8.1 Pipeline Stages 1-6 (still current as harness inputs)¶
Stage 1: Data Ingestion (OHLCV)¶
| Aspect | Detail |
|---|---|
| Source | Binance Futures API via ccxt |
| File | src/ETL/cvntrade_external_data.py:20-26 |
| Timeframe | 30m (default), configurable via CVN_TIMEFRAME |
| History | 24 months (configurable via history_months) |
| Data | Open, High, Low, Close, Volume + Funding Rate (hourly, resampled) |
| Cache | Redis L1 (10 connections, 5s timeout) → Disk L2 (parquet) |
| Volume | ~24,000 candles per crypto for 24m @ 30m |
Checkpoint: Raw OHLCV dataframe, no NaN, timezone-aware index.

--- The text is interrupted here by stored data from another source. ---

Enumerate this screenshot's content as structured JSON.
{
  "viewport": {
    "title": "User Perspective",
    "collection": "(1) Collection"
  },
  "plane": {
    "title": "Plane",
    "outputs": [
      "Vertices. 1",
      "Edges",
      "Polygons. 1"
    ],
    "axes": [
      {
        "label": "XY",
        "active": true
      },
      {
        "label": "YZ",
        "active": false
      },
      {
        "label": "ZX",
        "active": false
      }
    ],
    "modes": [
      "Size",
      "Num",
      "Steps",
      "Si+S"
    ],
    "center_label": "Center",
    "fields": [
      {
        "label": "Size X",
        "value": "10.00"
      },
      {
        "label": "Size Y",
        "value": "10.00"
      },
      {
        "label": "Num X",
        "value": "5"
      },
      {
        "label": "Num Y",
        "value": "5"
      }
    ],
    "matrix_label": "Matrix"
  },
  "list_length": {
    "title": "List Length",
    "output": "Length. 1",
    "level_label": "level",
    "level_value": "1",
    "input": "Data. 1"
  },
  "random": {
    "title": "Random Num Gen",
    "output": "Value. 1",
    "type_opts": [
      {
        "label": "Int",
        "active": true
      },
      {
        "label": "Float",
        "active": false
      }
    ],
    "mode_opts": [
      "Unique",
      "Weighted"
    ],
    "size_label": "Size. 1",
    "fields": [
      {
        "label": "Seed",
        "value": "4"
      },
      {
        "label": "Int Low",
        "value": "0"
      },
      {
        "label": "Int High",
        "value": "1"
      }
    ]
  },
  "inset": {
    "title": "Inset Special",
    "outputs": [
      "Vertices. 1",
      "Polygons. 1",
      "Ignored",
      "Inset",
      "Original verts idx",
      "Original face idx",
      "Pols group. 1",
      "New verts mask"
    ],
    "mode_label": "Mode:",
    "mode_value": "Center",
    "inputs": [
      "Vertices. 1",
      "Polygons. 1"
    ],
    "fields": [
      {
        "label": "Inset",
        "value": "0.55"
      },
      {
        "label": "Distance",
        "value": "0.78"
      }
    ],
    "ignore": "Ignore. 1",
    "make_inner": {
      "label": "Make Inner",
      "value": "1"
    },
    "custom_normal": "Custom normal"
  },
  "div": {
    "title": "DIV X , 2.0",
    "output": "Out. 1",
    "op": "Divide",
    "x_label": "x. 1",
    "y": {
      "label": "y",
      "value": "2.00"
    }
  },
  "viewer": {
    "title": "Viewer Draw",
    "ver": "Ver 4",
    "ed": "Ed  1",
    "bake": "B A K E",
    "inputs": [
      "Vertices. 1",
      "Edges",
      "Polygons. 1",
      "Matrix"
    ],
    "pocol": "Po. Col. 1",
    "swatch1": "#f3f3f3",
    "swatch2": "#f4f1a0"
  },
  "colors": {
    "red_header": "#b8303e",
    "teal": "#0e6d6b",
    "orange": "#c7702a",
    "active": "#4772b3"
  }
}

Stage 2: Enrichment (Technical Indicators)¶
| Aspect | Detail |
|---|---|
| File | src/commun/pipeline/enrichment_api.py:82-90 |
| Processor | CVNTrade_Enrich.process(df, mode="inference") |
| Indicators | SMA (multi-period), RSI (7,14,28), MACD (slow+signal), ATR, Stochastic (K,D), Volume MA, MFI, ADX, Bollinger Bands |
| Gate v5 features | MA spectrum (5,10,20,50), rolling window stats, volatility regime, momentum patterns, support/resistance, volume flow, market structure |
| Output | ~300+ columns (raw indicators + derived features) |
| Warmup | ~500 candles consumed for indicator bootstrap |
| Parity guarantee | enrich_batch(ohlcv).iloc[-1] == enrich_streaming(window).iloc[-1] (ADR) |
Checkpoint: Enriched dataframe with ~300 columns, ~23,500 rows (after warmup).
Stage 3: Labeling (Triple Barrier)¶
| Aspect | Detail |
|---|---|
| File | src/ETL/cvntrade_label.py:188-269 |
| Method | Triple barrier with ATR-dynamic levels |
| Strategy format | ATR{sl}_{tp}_H{horizon} (e.g. ATR1.5_3.0_H5) or legacy SL{x}_TP{y}_H{z} (e.g. SL0.5_TP1_H4) |
| TP level | open × (1 + atr × tp_mult / 100) |
| SL level | open × (1 - atr × sl_mult / 100) |
| Horizon | H candles forward (e.g. H5 = 5 hours @ 30m = 10 candles) |
| Labels | +1 (BUY: TP hit first), -1 (SELL: SL hit first), 0 (HOLD: timeout) |
| Anti-look-ahead | Uses T+1 to T+horizon window, decision at T based on T-1 return |
| ATR floor | 0.6% minimum (prevents degenerate labels on low-vol periods) |
| NaN handling | Labels that don't resolve (no TP/SL/timeout) → dropped (~10-20%) |
Class distribution (typical for ATR1.5_3.0_H5):
Checkpoint: Labeled dataframe. ~20,000 rows after NaN drop. Imbalanced toward HOLD.
Known issue: High HOLD ratio means model defaults to HOLD → low BUY recall.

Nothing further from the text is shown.